Yuri Andreevich Kovalenko Family Dinner 1979

Wisdom Sets Her Table for the Senseless [Proverbs 9:1-6 and John 6:51-58]

 

**Sermon Art: Family Dinner, Yuri Andreevich Kovalenko (1979)

Caitlin Trussell with Augustana Lutheran Church on August 18, 2024

[sermon begins after two Bible readings]

Proverbs 9:1-6

1Wisdom has built her house,
she has hewn her seven pillars.
2She has slaughtered her animals, she has mixed her wine,
she has also set her table.
3She has sent out her servant-girls, she calls
from the highest places in the town,
4“You that are simple, turn in here!”
To those without sense she says,
5“Come, eat of my bread
and drink of the wine I have mixed.
6Lay aside immaturity, and live,
and walk in the way of insight.”

John 6:51-58

[Jesus said,] 51“I am the living bread that came down from heaven. Whoever eats of this bread will live forever; and the bread that I will give for the life of the world is my flesh.”
52The Jews then disputed among themselves, saying, “How can this man give us his flesh to eat?” 53So Jesus said to them, “Very truly, I tell you, unless you eat the flesh of the Son of Man and drink his blood, you have no life in you. 54Those who eat my flesh and drink my blood have eternal life, and I will raise them up on the last day; 55for my flesh is true food and my blood is true drink. 56Those who eat my flesh and drink my blood abide in me, and I in them. 57Just as the living Father sent me, and I live because of the Father, so whoever eats me will live because of me. 58This is the bread that came down from heaven, not like that which your ancestors ate, and they died. But the one who eats this bread will live forever.”

[sermon begins]

Wisdom sets her table. Her house is decked out down to the twinkle lights on the pillars. There’s meat in the smoker, sangria by the pool, and a table setting so full of Pinterest pins it’s downright holey. Wisdom is ready to party. No one can accuse her of holding a party only for people equal to her eternal, creative power. She flings wide the doors and shouts from the rooftops. She calls for simple and senseless people. Wisdom’s table is ready, dear friends, and it’s our simple, senseless ears that are listening. Listening through the many voices competing for airspace. Listening for how Wisdom, in her eternal glory, makes sense to the senseless.

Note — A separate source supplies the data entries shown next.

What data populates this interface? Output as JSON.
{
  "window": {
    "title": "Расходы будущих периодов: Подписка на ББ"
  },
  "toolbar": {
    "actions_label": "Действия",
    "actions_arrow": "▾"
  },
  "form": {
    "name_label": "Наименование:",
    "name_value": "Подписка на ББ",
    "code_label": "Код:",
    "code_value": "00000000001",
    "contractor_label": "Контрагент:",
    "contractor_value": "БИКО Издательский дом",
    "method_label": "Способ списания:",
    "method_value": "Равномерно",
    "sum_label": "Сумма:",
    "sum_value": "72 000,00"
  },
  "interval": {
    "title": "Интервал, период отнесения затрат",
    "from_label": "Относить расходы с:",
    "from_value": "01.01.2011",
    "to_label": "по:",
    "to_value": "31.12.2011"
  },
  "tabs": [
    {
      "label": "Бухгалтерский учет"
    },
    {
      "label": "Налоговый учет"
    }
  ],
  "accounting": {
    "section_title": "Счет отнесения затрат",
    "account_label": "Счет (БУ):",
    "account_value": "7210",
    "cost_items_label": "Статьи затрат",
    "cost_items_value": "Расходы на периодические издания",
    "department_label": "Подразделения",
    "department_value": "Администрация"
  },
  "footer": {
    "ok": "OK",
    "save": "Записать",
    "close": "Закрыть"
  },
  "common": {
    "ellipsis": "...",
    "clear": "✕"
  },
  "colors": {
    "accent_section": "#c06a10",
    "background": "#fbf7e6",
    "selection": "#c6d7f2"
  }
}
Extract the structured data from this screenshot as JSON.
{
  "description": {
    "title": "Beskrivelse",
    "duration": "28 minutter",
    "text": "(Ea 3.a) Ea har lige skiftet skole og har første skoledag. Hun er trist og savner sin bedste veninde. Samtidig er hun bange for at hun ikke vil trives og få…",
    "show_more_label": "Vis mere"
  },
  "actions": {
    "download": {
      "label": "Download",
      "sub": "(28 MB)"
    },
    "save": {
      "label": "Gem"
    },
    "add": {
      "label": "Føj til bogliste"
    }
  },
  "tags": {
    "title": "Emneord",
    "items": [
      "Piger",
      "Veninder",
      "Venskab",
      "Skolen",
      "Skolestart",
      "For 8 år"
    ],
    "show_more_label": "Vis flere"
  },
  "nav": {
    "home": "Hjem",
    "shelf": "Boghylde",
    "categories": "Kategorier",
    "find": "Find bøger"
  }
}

Regarding our simple and senseless ears, Wisdom doesn’t seem to be inviting us into a new opinion. Opinions are everywhere these days. It seems like everyone should be ready to weigh in about all things at all times. We confuse wisdom with the social tool of opinion. A tool that we use at parties, in the hallways at work, via text with our friends, on social media, in the car on the way home from church – you name the location and we’re wielding our opinions like clubs. To be clear, opinions actually ARE important. They affect real lives in real time. Opinions decide where food ends up, where people live, how we drive our cars, and who gets elected. Opinions guide our choices in each moment of each day. Opinions matter. However, today’s Proverbs reading invites us to consider the difference between opinion and Wisdom. Not the least of which is that opinions decide who gets to be at a party, by contrast, anyone and everyone is invited when Wisdom calls us to the table.

A few weeks ago, I attended a preaching retreat at Ghost Ranch in New Mexico. The hosts were professors from Luther Seminary. Professors who record the Sermon Brainwave podcast that I often listen to as part of sermon prep. During the retreat, I was excited to listen to preaching by the professors as part of our worship time together. Every preacher needs a preacher. I’m grateful to hear the good news proclaimed and for the faith that is sustained by the Word. I was excited to talk preaching with other preachers from all over the world, listening to their experience of preaching and wildly different congregations. And I was excited to learn more techniques, tips, and theology of preaching. Go ahead, ask me whether or not preachers should tell personal stories in sermons or the pros and cons of manuscript versus extemporaneous preaching. Or guess my opinion about whether or not to weave together scripture readings in the course of one sermon.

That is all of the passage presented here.